(New York, NY) — Simon & Schuster has rebuffed both internal and external pressure to reverse a book deal with former Vice President Mike Pence. PEN America released the following statement in response:
“Publishers are free to choose what books to release, but once those decisions are made, there should be a very high bar for reversing them as a result of public or internal staff pressure. Otherwise, it opens the door for everyone with a concern about a particular author, opinion, or perspective to mount a protest that seeks to override editorial judgement and risks deterring editors from taking on controversial books. Historically, progressive ideas have gotten a foothold because intrepid editors and publishers were willing to give them an airing. If editors fear being preemptively overruled and pilloried in the court of public opinion before their books even see the light of day, the spectrum of available books will narrow.
“Part of the demand for greater control over which authors are given a platform comes from a deep-seated concern about how decisions in publishing are made, and by whom. The legacy of racial underrepresentation in the ranks of publishing staff and authors has fueled concerns about the role publishing should play in trying to bring about a more just and equitable society. These issues need to be addressed by widening access to power in the publishing world for a more representative group of editors and authors, and an affirmed commitment to offering a breadth of ideas and perspectives, including some that are controversial.
“We understand why people do not think Mike Pence deserves a lucrative publishing contract or the support that goes along with it. He was a top official in an administration that posed grave dangers to our society and democracy, including the cause of free expression. But there may be things to learn from his book, including how he justifies the policies and abuses that he enabled. The debate over the book—whether it is credible and truthful, whether his accounts stand up to scrutiny, whether he reckons with the consequences of what he wrought—could inform how historians, political scientists, and the public make sense of the Trump era and what there is to learn from it.

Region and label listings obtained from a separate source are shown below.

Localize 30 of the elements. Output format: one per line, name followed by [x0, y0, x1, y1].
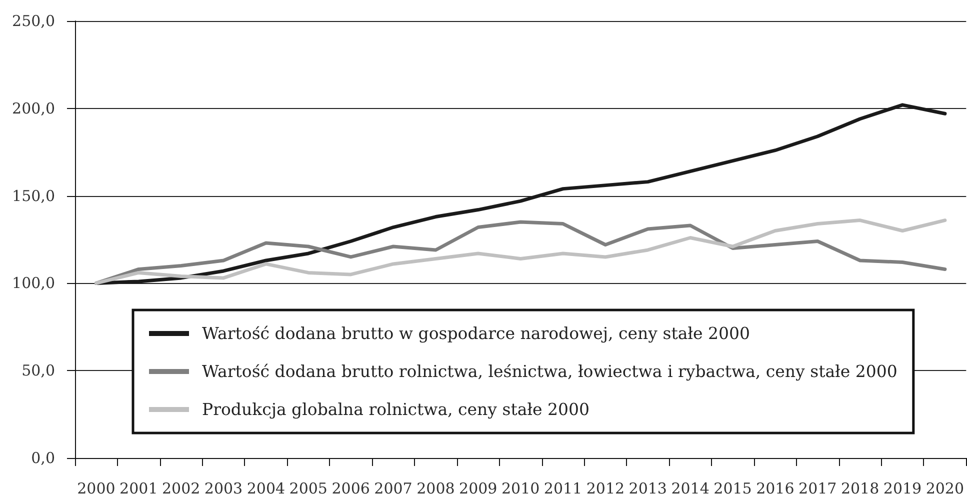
- x-tick-label: 2010: [501, 480, 540, 498]
- x-tick-label: 2008: [416, 480, 455, 498]
- x-tick-label: 2018: [840, 480, 880, 498]
- x-tick-label: 2020: [926, 480, 964, 498]
- x-tick-label: 2007: [374, 480, 412, 498]
- x-tick-label: 2017: [798, 480, 837, 498]
- x-tick-label: 2005: [289, 480, 328, 498]
- x-tick-label: 2013: [628, 480, 667, 498]
- x-tick-label: 2012: [586, 480, 625, 498]
- legend-label: Wartość dodana brutto w gospodarce narodowej, ceny stałe 2000: [202, 324, 750, 343]
- x-tick-label: 2016: [756, 480, 794, 498]
- x-tick-label: 2001: [120, 480, 158, 498]
- y-tick-label: 200,0: [12, 99, 55, 118]
- y-tick-label: 100,0: [12, 274, 55, 292]
- x-tick-label: 2002: [162, 480, 200, 498]
- y-tick-label: 50,0: [22, 362, 55, 380]
- legend-label: Produkcja globalna rolnictwa, ceny stałe 2000: [202, 400, 590, 419]
- x-tick-label: 2011: [544, 480, 582, 498]
- x-tick-label: 2019: [883, 480, 922, 498]
- y-tick-label: 250,0: [12, 12, 55, 30]
- x-tick-label: 2004: [246, 480, 286, 498]
- legend-label: Wartość dodana brutto rolnictwa, leśnictwa, łowiectwa i rybactwa, ceny stałe 2000: [202, 362, 898, 381]
- x-tick-label: 2014: [671, 480, 710, 498]
- x-tick-label: 2000: [77, 480, 116, 498]
- x-tick-label: 2015: [714, 480, 752, 498]
- x-tick-label: 2006: [332, 480, 370, 498]
- y-tick-label: 0,0: [31, 449, 55, 467]
- y-tick-label: 150,0: [12, 186, 55, 205]
- x-tick-label: 2009: [459, 480, 498, 498]
- x-tick-label: 2003: [204, 480, 243, 498]
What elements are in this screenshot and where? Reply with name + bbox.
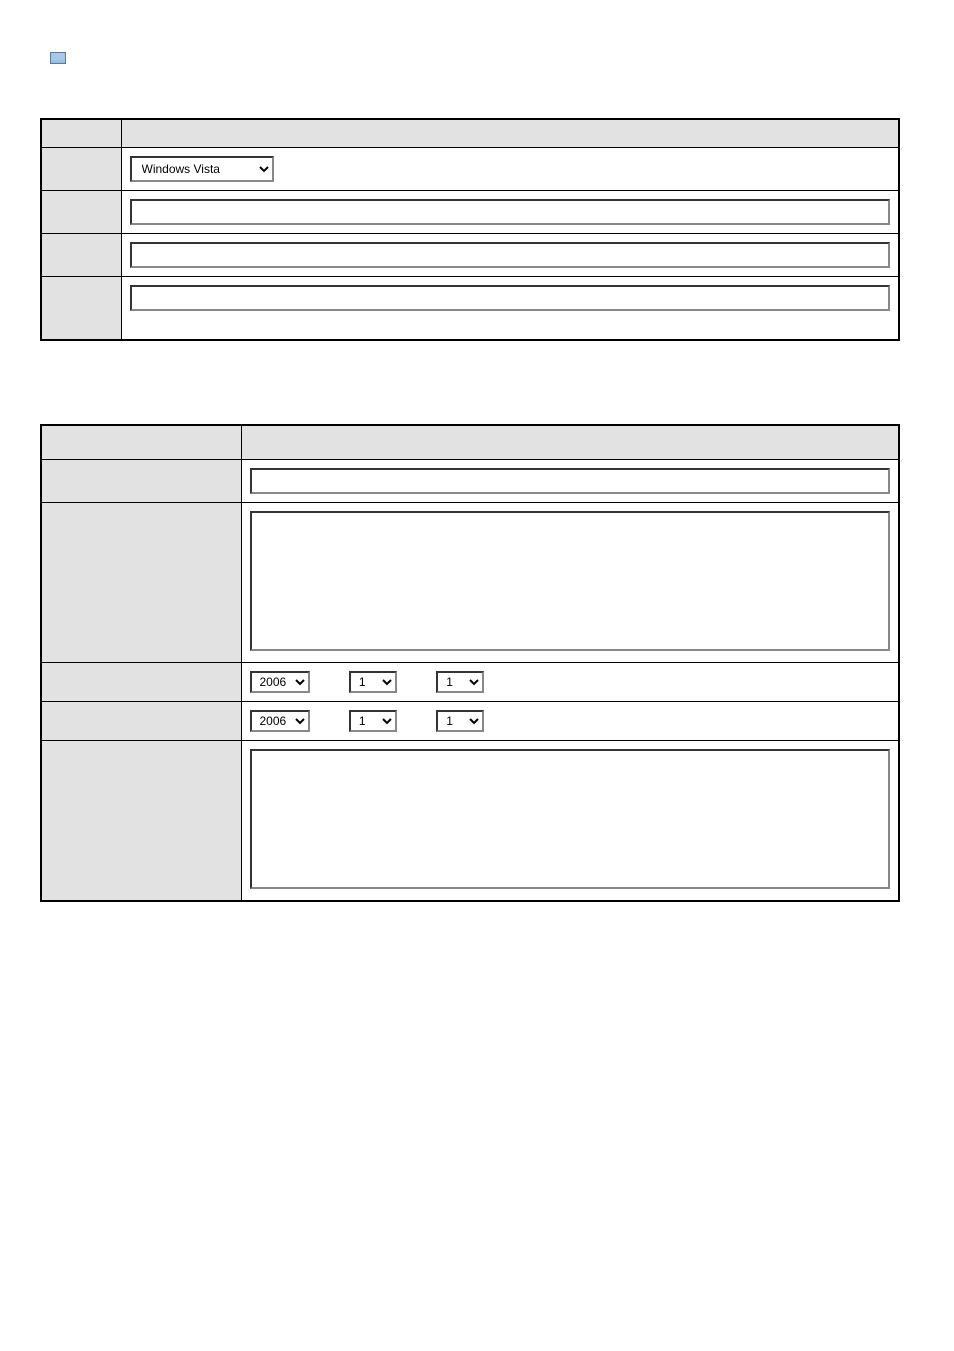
form2-textarea-2[interactable] [250,749,891,889]
end-day-select[interactable]: 1 [436,710,484,732]
end-month-select[interactable]: 1 [349,710,397,732]
start-month-select[interactable]: 1 [349,671,397,693]
form-table-1: Windows Vista [40,118,900,341]
start-year-select[interactable]: 2006 [250,671,310,693]
form2-row5-label [41,740,241,901]
form1-row0-header [121,119,899,147]
form1-input-3[interactable] [130,242,891,268]
form2-row5-value-cell [241,740,899,901]
form2-textarea-1[interactable] [250,511,891,651]
form2-row3-value-cell: 2006 1 1 [241,662,899,701]
form2-row4-label [41,701,241,740]
form1-row3-label [41,233,121,276]
page-logo-icon [50,52,66,64]
form2-row3-label [41,662,241,701]
start-day-select[interactable]: 1 [436,671,484,693]
form1-row1-value-cell: Windows Vista [121,147,899,190]
form1-row4-label [41,276,121,340]
form2-input-1[interactable] [250,468,891,494]
os-dropdown[interactable]: Windows Vista [130,156,274,182]
form2-row1-value-cell [241,459,899,502]
form1-input-2[interactable] [130,199,891,225]
form1-row4-value-cell [121,276,899,340]
form1-row0-label [41,119,121,147]
form1-row2-label [41,190,121,233]
form2-row0-label [41,425,241,459]
form2-row1-label [41,459,241,502]
form1-row2-value-cell [121,190,899,233]
form1-row3-value-cell [121,233,899,276]
form2-row2-label [41,502,241,662]
form1-row1-label [41,147,121,190]
form1-input-4[interactable] [130,285,891,311]
end-year-select[interactable]: 2006 [250,710,310,732]
form2-row4-value-cell: 2006 1 1 [241,701,899,740]
form-table-2: 2006 1 1 2006 1 1 [40,424,900,902]
form2-row2-value-cell [241,502,899,662]
form2-row0-header [241,425,899,459]
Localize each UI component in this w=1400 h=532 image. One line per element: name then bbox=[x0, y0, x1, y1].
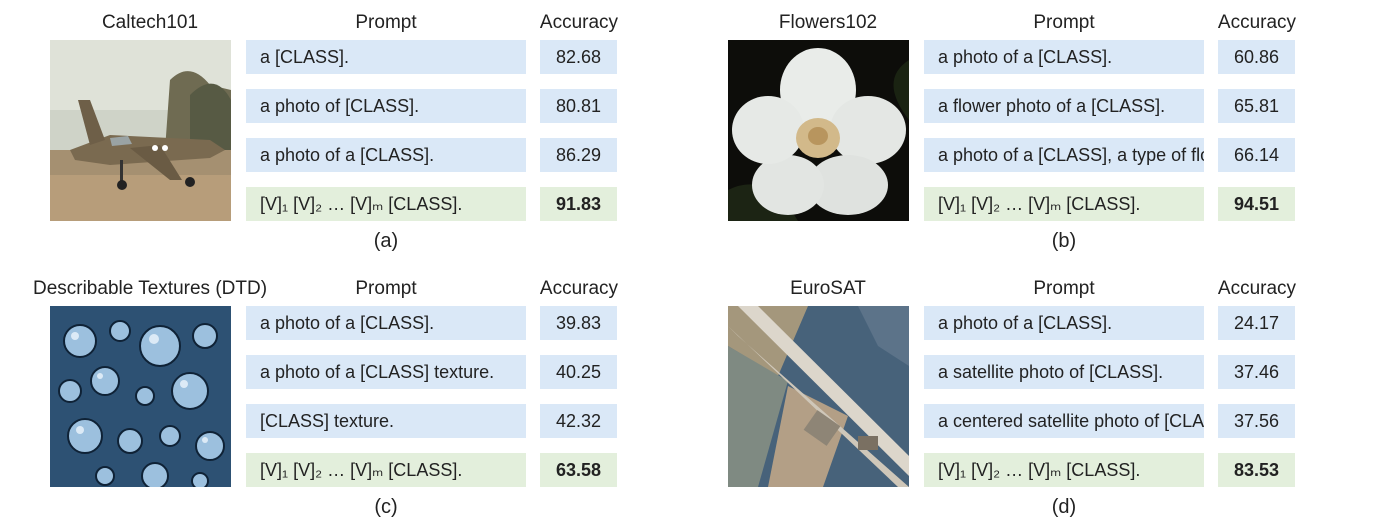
panel-caption: (a) bbox=[246, 230, 526, 253]
prompt-cell: a photo of [CLASS]. bbox=[246, 89, 526, 123]
learned-prompt-cell: [V]₁ [V]₂ … [V]ₘ [CLASS]. bbox=[246, 187, 526, 221]
prompt-column-header: Prompt bbox=[924, 278, 1204, 300]
prompt-cell: a photo of a [CLASS] texture. bbox=[246, 355, 526, 389]
prompt-cell: a photo of a [CLASS]. bbox=[924, 306, 1204, 340]
panel-caption: (c) bbox=[246, 496, 526, 519]
accuracy-cell: 60.86 bbox=[1218, 40, 1295, 74]
panel-eurosat: EuroSAT Prompt Accuracy a photo of a [CL… bbox=[678, 266, 1358, 526]
accuracy-column-header: Accuracy bbox=[1210, 12, 1304, 34]
flower-image bbox=[728, 40, 909, 221]
accuracy-column-header: Accuracy bbox=[532, 278, 626, 300]
accuracy-column-header: Accuracy bbox=[532, 12, 626, 34]
accuracy-cell: 40.25 bbox=[540, 355, 617, 389]
accuracy-cell: 37.46 bbox=[1218, 355, 1295, 389]
accuracy-cell: 86.29 bbox=[540, 138, 617, 172]
accuracy-cell: 42.32 bbox=[540, 404, 617, 438]
best-accuracy-cell: 94.51 bbox=[1218, 187, 1295, 221]
panel-caption: (d) bbox=[924, 496, 1204, 519]
prompt-cell: a photo of a [CLASS], a type of flower. bbox=[924, 138, 1204, 172]
prompt-column-header: Prompt bbox=[924, 12, 1204, 34]
best-accuracy-cell: 63.58 bbox=[540, 453, 617, 487]
prompt-column-header: Prompt bbox=[246, 278, 526, 300]
learned-prompt-cell: [V]₁ [V]₂ … [V]ₘ [CLASS]. bbox=[924, 453, 1204, 487]
prompt-cell: a photo of a [CLASS]. bbox=[246, 138, 526, 172]
panel-caption: (b) bbox=[924, 230, 1204, 253]
prompt-cell: a flower photo of a [CLASS]. bbox=[924, 89, 1204, 123]
accuracy-cell: 80.81 bbox=[540, 89, 617, 123]
accuracy-cell: 37.56 bbox=[1218, 404, 1295, 438]
accuracy-cell: 24.17 bbox=[1218, 306, 1295, 340]
panel-flowers102: Flowers102 Prompt Accuracy a photo of a … bbox=[678, 0, 1358, 260]
airplane-image bbox=[50, 40, 231, 221]
accuracy-cell: 65.81 bbox=[1218, 89, 1295, 123]
accuracy-cell: 82.68 bbox=[540, 40, 617, 74]
learned-prompt-cell: [V]₁ [V]₂ … [V]ₘ [CLASS]. bbox=[924, 187, 1204, 221]
panel-dtd: Describable Textures (DTD) Prompt Accura… bbox=[0, 266, 680, 526]
panel-caltech101: Caltech101 Prompt Accuracy a [CLASS]. 82… bbox=[0, 0, 680, 260]
prompt-cell: a photo of a [CLASS]. bbox=[924, 40, 1204, 74]
prompt-column-header: Prompt bbox=[246, 12, 526, 34]
accuracy-column-header: Accuracy bbox=[1210, 278, 1304, 300]
accuracy-cell: 39.83 bbox=[540, 306, 617, 340]
prompt-cell: a [CLASS]. bbox=[246, 40, 526, 74]
texture-image bbox=[50, 306, 231, 487]
prompt-cell: [CLASS] texture. bbox=[246, 404, 526, 438]
prompt-cell: a photo of a [CLASS]. bbox=[246, 306, 526, 340]
prompt-cell: a centered satellite photo of [CLASS]. bbox=[924, 404, 1204, 438]
learned-prompt-cell: [V]₁ [V]₂ … [V]ₘ [CLASS]. bbox=[246, 453, 526, 487]
best-accuracy-cell: 91.83 bbox=[540, 187, 617, 221]
best-accuracy-cell: 83.53 bbox=[1218, 453, 1295, 487]
satellite-image bbox=[728, 306, 909, 487]
prompt-cell: a satellite photo of [CLASS]. bbox=[924, 355, 1204, 389]
accuracy-cell: 66.14 bbox=[1218, 138, 1295, 172]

“We face the question of whether we want the publishing world to bifurcate along political lines the way that cable news has, where ideology dictates who talks about what and who listens. There are pressures on booksellers and libraries as well not to stock books that some staff or customers find objectionable. With a shrinking array of societal institutions that bring us together across ideological bounds, publishing, bookselling, and libraries are important arenas that continue to offer us the possibility of discovering something that is intellectually unsolicited and unexpected, of browsing through bookstores and encountering something you find surprising or that challenges your beliefs. There is also the chance that, in being edited by a mainstream publishing house, an author will have their own notions and narratives tested in meaningful ways.
“Simon & Schuster published Bob Woodward’s explosive Trump book, Rage; Mary Trump’s book, for which she was sued by the president; and John Bolton’s account of the utter chaos of the Trump White House. To suggest that with this book the publisher is now tipping the scales in favor of the Trump Administration and all that it stood for overlooks that. It is important to have some institutions in our society that are still genuinely willing to reckon with radically conflicting and even objectionable ideas. Major publishers have played that role, and we hope they continue to do so.”